Red highlight – Different base; base position is counted in length

Green highlight – Skip this position (there is a gap in one or both of the sequences); base position not counted in length

Pink highlight - Skip this position (there is an ambiguous nucleotide in one or both of the sequences); base position not counted in length

Sequence 1: -ATG---WCT

Sequence 2: -TTGC--W-A

Sequence 3: GATGY---GT

Pairwise comparison 1 between sequences 1 and 2 (the length of the comparison is 4; 2 base positions are different):

-ATG---WCT

-TTGC--W-A

Pairwise comparison 2 between sequences 1 and 3 (the length of the comparison is 5; 1 base position is different):

-ATG---WCT

GATGY---GT

Pairwise comparison 3 between sequences 2 and 3 (the length of the comparison is 4; 2 base positions is different):

-TTGC--W-A

GATGY---GT

Tuesday, June 4, 2013

Phase Two of Phylogenetic Work

In this phase we received two sets of refined sequences. The sequences in these sets come from sequences, which we've been denoting as Kruger and Wittiya sequences. Posts on this blog hereupon will be referencing these new data sets unless noted otherwise.

The sequences are already aligned using multiple sequence alignment and the we name the two data sets as 599Nts and 999Nts as they contain 599 and 999 base spans respectively in the aligned form. Total number of sequences in these sets are,

599Nts -- 1821 sequences
999Nts -- 1306 sequences

The description we received from our collaborators on this data is (copied from email conversation with Geoffrey House and modified for blog) is given below on the right with the graph.

We created the full sequence data set (for the large subunit (LSU) sequences only) by taking the aligned sequences that were used in Kruger et al 2012 (and that were 400-1300 bp long), and adding Wittaya's sequences to the existing alignment using MAFFT and its --add option.

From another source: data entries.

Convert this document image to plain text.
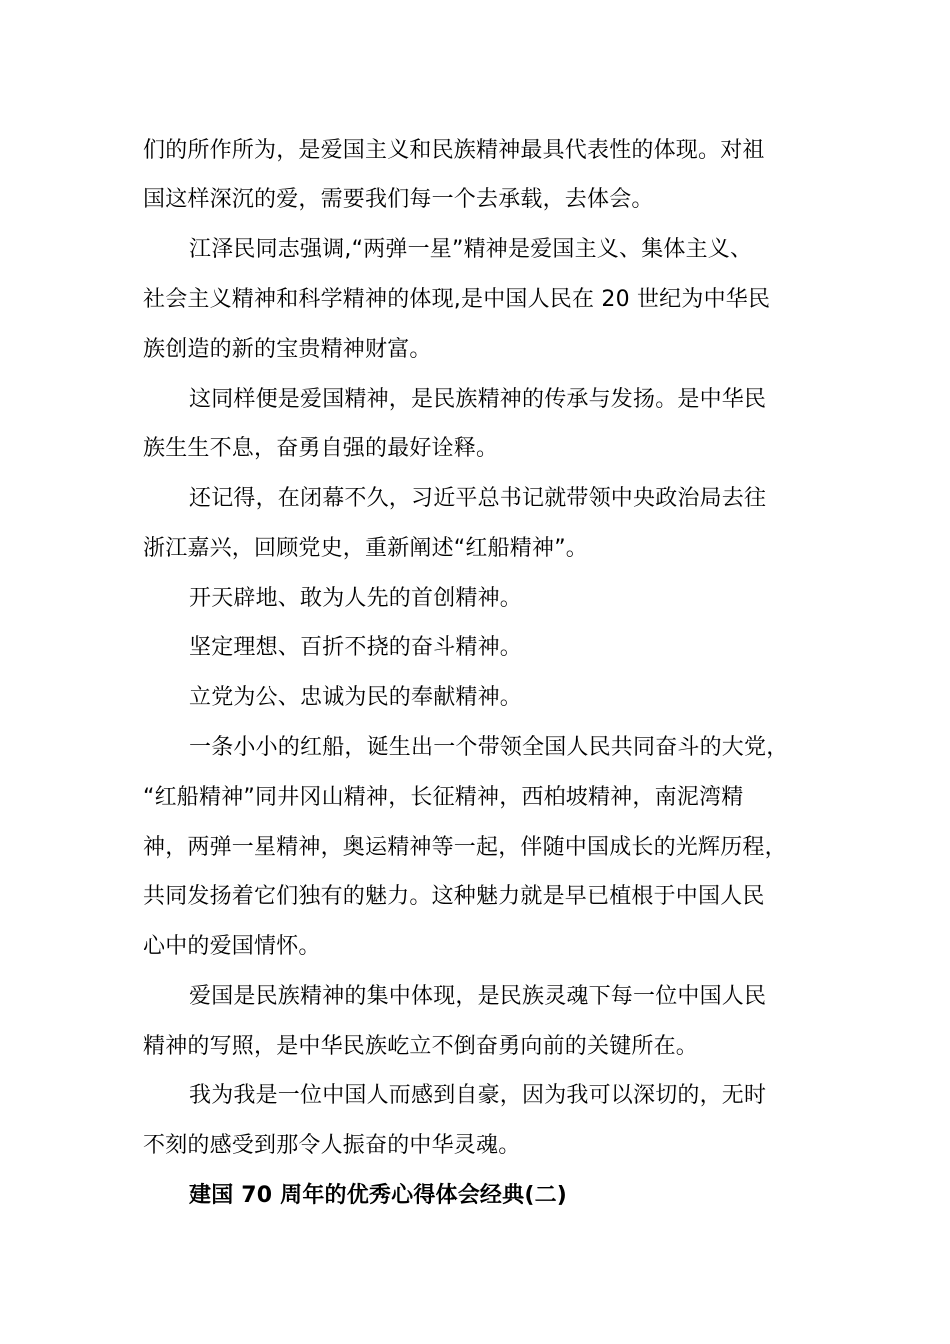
们的所作所为，是爱国主义和民族精神最具代表性的体现。对祖
国这样深沉的爱，需要我们每一个去承载，去体会。
江泽民同志强调,“两弹一星”精神是爱国主义、集体主义、
社会主义精神和科学精神的体现,是中国人民在 20 世纪为中华民
族创造的新的宝贵精神财富。
这同样便是爱国精神，是民族精神的传承与发扬。是中华民
族生生不息，奋勇自强的最好诠释。
还记得，在闭幕不久，习近平总书记就带领中央政治局去往
浙江嘉兴，回顾党史，重新阐述“红船精神”。
开天辟地、敢为人先的首创精神。
坚定理想、百折不挠的奋斗精神。
立党为公、忠诚为民的奉献精神。
一条小小的红船，诞生出一个带领全国人民共同奋斗的大党，
“红船精神”同井冈山精神，长征精神，西柏坡精神，南泥湾精
神，两弹一星精神，奥运精神等一起，伴随中国成长的光辉历程，
共同发扬着它们独有的魅力。这种魅力就是早已植根于中国人民
心中的爱国情怀。
爱国是民族精神的集中体现，是民族灵魂下每一位中国人民
精神的写照，是中华民族屹立不倒奋勇向前的关键所在。
我为我是一位中国人而感到自豪，因为我可以深切的，无时
不刻的感受到那令人振奋的中华灵魂。
建国 70 周年的优秀心得体会经典(二)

We then made line graphs of the number of sequences that contained a base at each sequence position The top panel is the sequence coverage of the combined data set (Kruger and Wittaya), the middle panel graphs the sequence coverage of only the Kruger sequences within the combined data set, and the bottom panel graphs the sequence coverage of only the Wittaya sequences within the combined data set.

From the graphs, we saw that a large number of sequences contained nucleotides along a 999 base span. Even more sequences contained nucleotides along a 499 base span that was nested within the 999 base span. The red rectangles above the top panel of the graph to denote the approximate sequence locations of these two different base length spans.

This is how we derived the two sets of sequences - one is all of the sequences that span the 499 bases, and the other is all of the sequences that span the 999 bases (which essentially represents a subset of the sequences spanning the 499 base length).

Finally for adding Wittaya's sequences to Kruger's, we used the default alignment option in MAFFT, which is very fast but possibly a bit rough. It is possible that we may need to slightly refine the MAFFT alignments later in the project to improve their accuracy, but that should have a fairly small effect on the length of the aligned sequences.